I have tried adding a simple base to the query like "_id":{"$gte":0} but that doesn't help.
Upvotes: 1
Views: 1520
Reputation: 1765
The "no results" issue is due to a bug in text indexes that has been recently fixed. However, neither $not
nor $regex
operators are able to take advantage of global indexes so will always result in a full database or index scan.
The way to optimise this query is to use a partial index. A partial index filters documents at indexing time rather than at query time, creating an index over a subset of the database. You then need to tell the _find
endpoint to explicitly use the partial index. For example, create an index which only includes documents not matching your regex:
POST /<db>/_index
{
"index": {
"partial_filter_selector": {
"url": {
"$not": {
"$regex": ".*box.*"
}
}
},
"fields": ["type"]
},
"ddoc" : "url-not-box",
"type" : "json"
}
then at query time:
{
"selector": {
"url": {
"$not": {
"$regex": ".*box.*"
}
}
},
"limit": 50,
"use_index": "url-not-box"
}
You can see how many documents are scanned to fulfil the query in the Cloudant UI - the execution statistics are displayed in a popup underneath the query text area.
You may also find this This article about partial indexes helpful.
Upvotes: 1
Reputation: 706
from the Cloudant doc:
You can create more complex selector expressions by combining operators.
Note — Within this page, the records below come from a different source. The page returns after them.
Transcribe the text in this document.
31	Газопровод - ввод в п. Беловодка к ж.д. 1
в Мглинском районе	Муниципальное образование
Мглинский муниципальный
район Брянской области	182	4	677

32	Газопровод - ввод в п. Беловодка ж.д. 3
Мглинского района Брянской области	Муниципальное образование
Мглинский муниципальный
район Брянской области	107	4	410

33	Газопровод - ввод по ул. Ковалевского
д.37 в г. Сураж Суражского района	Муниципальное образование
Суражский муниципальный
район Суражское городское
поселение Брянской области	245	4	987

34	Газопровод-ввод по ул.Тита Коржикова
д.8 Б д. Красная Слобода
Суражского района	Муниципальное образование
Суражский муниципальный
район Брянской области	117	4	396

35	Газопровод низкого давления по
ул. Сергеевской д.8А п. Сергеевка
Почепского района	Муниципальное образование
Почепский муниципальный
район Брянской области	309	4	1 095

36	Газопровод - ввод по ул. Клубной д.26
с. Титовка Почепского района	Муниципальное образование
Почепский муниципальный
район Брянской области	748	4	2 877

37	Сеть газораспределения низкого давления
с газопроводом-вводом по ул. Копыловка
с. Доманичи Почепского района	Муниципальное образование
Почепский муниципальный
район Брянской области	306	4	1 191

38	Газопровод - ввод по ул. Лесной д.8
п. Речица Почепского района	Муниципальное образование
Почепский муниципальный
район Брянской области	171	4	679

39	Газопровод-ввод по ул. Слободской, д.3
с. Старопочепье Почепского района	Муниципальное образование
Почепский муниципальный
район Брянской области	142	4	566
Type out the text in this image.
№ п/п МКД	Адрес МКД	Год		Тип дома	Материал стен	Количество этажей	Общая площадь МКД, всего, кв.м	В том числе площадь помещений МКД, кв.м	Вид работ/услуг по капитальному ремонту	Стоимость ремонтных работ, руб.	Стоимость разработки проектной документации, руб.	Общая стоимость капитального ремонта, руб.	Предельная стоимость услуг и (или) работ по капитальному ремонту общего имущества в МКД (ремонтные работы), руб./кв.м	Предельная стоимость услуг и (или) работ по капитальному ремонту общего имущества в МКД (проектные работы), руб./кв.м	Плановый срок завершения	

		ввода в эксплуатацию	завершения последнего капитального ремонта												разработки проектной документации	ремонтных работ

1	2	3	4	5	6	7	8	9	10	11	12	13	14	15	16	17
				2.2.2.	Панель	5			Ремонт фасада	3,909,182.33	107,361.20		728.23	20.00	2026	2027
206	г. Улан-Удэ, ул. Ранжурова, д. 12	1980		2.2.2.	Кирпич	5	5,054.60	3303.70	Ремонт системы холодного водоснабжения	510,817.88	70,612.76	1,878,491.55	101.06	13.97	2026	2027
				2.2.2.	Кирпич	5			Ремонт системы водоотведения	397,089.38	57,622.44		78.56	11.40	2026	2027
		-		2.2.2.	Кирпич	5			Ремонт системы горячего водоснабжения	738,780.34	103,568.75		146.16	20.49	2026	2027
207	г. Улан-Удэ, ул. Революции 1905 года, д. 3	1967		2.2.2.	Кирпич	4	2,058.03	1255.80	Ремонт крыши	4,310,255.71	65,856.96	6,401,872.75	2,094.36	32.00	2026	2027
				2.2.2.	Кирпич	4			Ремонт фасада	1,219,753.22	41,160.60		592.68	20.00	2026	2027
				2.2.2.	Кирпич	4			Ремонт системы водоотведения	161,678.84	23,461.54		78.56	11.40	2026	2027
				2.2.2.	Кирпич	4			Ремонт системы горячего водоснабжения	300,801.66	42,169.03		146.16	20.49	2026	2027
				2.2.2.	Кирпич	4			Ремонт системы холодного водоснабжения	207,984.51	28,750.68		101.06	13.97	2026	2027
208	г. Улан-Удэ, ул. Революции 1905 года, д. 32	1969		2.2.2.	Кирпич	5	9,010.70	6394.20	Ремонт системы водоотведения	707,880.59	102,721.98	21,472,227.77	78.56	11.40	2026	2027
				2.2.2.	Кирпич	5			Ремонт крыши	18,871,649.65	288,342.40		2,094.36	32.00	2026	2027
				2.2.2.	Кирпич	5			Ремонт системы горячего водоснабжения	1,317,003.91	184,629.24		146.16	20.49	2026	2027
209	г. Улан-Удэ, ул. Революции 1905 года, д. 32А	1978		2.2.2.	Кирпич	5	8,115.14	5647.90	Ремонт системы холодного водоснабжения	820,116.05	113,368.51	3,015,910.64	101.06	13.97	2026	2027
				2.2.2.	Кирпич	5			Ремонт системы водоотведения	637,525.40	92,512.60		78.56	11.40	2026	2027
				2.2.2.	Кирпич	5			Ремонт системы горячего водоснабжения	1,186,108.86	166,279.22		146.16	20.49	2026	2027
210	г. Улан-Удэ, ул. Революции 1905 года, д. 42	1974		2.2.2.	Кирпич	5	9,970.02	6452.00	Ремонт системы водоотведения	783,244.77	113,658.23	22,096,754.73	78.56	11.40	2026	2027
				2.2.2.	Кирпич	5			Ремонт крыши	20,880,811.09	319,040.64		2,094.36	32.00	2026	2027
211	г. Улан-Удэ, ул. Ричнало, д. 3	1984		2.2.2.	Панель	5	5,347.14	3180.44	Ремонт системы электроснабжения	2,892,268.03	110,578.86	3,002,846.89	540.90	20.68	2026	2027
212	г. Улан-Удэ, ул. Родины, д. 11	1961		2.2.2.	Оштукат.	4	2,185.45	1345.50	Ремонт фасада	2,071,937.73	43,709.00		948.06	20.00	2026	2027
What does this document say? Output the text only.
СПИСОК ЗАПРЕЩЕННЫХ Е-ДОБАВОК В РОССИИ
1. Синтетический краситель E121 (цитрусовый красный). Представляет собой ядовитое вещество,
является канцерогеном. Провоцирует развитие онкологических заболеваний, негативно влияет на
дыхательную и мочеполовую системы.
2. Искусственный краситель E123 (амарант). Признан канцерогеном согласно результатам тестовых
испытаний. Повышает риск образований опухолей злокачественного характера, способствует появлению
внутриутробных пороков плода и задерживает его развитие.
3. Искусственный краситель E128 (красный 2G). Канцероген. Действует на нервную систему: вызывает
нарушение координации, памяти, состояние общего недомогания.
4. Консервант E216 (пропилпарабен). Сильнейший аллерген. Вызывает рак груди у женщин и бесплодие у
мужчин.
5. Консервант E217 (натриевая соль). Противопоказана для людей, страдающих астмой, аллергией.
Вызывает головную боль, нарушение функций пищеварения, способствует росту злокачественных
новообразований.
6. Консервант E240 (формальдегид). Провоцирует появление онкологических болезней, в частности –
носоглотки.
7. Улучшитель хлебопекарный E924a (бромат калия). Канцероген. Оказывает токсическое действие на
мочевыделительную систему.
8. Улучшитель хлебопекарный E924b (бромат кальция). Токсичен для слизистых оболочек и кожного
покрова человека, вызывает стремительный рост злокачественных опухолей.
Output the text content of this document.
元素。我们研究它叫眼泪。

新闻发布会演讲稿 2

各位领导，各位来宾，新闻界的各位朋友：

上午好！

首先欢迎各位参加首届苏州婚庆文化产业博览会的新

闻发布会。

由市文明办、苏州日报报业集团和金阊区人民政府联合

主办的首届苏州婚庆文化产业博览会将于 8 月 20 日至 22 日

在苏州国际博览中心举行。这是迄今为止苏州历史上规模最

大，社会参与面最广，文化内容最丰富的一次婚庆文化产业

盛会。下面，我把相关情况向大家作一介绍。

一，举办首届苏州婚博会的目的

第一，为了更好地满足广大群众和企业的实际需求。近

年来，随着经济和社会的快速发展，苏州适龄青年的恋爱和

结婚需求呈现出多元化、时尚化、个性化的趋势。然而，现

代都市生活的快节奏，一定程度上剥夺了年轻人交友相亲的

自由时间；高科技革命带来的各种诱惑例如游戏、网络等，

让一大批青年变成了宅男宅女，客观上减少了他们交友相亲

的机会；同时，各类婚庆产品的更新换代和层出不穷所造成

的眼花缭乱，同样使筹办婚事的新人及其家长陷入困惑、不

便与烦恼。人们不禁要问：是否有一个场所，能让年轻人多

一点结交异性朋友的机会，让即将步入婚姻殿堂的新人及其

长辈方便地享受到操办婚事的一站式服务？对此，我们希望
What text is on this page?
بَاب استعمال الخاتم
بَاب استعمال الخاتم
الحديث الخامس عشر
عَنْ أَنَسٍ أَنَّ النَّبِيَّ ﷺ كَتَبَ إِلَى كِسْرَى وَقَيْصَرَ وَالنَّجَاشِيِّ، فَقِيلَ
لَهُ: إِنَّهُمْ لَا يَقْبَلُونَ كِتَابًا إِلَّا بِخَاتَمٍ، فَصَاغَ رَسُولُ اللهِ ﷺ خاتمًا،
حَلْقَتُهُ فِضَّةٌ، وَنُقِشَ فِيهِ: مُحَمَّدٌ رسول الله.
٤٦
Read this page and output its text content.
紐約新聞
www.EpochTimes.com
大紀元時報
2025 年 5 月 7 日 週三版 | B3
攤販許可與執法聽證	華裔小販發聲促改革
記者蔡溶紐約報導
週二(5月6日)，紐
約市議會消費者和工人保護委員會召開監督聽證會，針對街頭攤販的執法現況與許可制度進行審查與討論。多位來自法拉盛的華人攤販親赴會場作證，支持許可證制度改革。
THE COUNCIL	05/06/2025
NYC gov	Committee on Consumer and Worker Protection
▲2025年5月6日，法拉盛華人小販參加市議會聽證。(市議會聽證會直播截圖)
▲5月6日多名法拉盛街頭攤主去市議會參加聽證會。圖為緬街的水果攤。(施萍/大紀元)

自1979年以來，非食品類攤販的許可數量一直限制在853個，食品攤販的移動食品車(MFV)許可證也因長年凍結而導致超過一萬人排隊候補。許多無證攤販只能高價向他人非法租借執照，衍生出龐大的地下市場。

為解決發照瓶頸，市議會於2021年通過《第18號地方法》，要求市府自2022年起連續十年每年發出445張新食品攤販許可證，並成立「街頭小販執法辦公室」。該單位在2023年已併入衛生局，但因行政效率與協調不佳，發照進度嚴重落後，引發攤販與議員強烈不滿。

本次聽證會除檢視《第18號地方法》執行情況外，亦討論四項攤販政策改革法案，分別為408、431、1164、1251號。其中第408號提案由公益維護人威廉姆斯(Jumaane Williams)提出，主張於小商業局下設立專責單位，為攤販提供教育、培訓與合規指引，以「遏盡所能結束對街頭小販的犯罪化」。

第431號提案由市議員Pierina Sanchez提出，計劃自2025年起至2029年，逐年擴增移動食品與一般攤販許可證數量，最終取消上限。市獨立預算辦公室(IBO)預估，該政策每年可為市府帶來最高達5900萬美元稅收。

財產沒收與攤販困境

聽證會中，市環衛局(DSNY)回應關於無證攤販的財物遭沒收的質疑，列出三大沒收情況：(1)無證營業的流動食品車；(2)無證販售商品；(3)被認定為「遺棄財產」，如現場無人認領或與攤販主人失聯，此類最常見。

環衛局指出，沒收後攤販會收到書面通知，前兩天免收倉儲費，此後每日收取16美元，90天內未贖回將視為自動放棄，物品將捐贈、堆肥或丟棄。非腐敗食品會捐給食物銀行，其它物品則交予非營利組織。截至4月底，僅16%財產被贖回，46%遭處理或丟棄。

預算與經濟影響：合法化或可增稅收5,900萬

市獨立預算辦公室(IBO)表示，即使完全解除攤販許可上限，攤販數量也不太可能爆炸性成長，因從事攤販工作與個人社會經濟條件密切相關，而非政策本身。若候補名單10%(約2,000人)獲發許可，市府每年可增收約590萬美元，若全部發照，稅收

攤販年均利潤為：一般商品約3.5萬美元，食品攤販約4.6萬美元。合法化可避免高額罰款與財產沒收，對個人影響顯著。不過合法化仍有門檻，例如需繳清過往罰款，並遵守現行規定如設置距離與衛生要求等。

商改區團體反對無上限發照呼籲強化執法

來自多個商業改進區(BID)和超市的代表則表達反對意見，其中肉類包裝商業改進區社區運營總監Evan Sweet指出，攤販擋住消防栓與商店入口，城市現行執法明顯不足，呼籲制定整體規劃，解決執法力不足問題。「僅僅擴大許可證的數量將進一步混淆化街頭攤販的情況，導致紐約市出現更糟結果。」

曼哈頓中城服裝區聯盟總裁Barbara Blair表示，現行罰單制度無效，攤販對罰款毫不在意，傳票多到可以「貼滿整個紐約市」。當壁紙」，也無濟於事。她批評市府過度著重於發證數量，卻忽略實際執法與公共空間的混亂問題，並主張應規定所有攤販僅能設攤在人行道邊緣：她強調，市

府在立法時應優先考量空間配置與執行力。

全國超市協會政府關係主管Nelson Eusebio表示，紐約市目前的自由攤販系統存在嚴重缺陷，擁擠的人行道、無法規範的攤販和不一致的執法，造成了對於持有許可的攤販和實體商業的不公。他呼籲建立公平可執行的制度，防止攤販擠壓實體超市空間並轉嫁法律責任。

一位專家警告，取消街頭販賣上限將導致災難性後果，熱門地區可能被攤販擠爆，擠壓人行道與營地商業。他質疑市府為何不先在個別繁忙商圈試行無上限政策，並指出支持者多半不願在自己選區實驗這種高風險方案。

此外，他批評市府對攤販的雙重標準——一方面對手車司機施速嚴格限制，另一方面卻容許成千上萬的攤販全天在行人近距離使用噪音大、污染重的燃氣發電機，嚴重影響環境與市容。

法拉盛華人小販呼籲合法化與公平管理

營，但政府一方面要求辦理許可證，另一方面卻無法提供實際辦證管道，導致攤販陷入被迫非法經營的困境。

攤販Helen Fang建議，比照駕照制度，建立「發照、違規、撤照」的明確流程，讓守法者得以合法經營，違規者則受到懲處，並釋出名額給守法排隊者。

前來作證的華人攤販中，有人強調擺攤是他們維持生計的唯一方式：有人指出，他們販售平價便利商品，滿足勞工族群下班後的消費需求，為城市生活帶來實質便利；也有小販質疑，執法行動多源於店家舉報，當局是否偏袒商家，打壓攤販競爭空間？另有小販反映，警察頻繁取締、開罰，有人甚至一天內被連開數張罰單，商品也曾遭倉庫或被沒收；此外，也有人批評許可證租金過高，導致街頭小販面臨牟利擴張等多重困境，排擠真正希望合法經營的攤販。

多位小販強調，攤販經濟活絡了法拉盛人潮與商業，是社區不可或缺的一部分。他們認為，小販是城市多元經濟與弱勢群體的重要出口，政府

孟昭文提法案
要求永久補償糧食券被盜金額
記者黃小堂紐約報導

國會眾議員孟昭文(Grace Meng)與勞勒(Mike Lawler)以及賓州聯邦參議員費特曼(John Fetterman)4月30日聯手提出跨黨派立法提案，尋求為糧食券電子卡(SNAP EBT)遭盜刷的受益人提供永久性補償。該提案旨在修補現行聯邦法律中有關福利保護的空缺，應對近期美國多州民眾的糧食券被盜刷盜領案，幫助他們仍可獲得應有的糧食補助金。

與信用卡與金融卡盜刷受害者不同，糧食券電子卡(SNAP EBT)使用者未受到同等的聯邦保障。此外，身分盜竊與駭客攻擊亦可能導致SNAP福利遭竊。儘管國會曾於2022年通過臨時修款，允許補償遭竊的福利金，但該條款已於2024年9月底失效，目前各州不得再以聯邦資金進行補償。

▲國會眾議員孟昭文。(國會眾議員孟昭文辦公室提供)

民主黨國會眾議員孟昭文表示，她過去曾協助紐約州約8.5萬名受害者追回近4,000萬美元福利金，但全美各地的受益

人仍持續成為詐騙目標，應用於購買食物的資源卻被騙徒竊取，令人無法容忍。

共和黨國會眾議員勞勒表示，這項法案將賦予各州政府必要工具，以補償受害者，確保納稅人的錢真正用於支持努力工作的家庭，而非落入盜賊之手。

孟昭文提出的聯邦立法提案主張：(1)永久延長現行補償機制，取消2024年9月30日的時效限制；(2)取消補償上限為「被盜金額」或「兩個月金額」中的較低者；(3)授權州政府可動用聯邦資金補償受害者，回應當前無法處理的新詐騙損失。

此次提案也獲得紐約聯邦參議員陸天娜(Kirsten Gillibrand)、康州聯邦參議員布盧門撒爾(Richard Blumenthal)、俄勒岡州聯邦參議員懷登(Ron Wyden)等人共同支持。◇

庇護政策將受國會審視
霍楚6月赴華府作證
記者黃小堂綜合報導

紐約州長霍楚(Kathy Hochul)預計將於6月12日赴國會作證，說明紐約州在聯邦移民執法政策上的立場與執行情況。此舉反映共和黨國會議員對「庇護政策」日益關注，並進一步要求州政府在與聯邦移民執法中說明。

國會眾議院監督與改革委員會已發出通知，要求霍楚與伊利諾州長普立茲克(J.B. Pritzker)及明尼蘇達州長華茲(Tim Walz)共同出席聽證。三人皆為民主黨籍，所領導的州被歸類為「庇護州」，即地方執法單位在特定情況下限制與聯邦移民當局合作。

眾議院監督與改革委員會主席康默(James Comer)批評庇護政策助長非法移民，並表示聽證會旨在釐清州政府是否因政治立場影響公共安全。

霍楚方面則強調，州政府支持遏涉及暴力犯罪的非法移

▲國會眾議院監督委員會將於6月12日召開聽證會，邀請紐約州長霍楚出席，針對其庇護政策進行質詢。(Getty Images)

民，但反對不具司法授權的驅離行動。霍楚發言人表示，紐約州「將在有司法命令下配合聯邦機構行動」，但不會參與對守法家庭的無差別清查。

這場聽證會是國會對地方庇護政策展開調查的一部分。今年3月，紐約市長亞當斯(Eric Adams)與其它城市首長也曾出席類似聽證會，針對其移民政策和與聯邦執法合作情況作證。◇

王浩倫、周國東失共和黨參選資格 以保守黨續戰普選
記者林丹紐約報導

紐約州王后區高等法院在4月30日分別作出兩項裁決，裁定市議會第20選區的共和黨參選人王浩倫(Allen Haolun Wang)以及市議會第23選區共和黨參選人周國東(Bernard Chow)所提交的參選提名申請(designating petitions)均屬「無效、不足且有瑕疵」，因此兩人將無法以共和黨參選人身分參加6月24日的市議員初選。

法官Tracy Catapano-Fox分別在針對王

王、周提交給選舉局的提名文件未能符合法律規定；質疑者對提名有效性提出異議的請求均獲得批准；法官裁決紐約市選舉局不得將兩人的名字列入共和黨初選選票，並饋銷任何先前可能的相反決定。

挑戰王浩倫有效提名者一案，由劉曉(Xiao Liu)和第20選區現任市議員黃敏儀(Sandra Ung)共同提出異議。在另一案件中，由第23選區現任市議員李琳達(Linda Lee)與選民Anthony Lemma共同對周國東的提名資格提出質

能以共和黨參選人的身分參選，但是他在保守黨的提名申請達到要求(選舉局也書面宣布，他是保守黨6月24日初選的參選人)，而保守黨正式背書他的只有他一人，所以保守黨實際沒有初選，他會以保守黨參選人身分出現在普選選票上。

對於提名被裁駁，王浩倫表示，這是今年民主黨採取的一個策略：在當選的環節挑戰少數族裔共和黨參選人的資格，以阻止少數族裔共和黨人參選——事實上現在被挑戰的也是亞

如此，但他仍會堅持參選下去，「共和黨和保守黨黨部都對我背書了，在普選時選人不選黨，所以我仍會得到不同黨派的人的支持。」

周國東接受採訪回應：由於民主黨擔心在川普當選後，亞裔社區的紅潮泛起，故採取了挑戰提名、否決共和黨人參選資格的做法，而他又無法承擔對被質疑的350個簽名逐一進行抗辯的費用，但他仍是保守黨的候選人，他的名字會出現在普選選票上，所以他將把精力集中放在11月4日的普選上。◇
However, for Cloudant NoSQL DB Query indexes of type json, you cannot use 'combination' or 'array logical' operators such as $regex as the basis of a query.
$not
is a combination operator and therefore cannot be the basis of a query
i am able to get the following to work:
index
{
"index": {
"fields": ["url"]
},
"name" : "url-json-index",
"type" : "json"
}
query
{
"selector": {
"url": {
"$not": {
"$regex": ".*box.*"
}
}
},
"limit": 50,
"use_index": "url-json-index"
}
if you are still seeing problems, can you provide the output from _/explain
and the indexes you have in place.
Upvotes: 1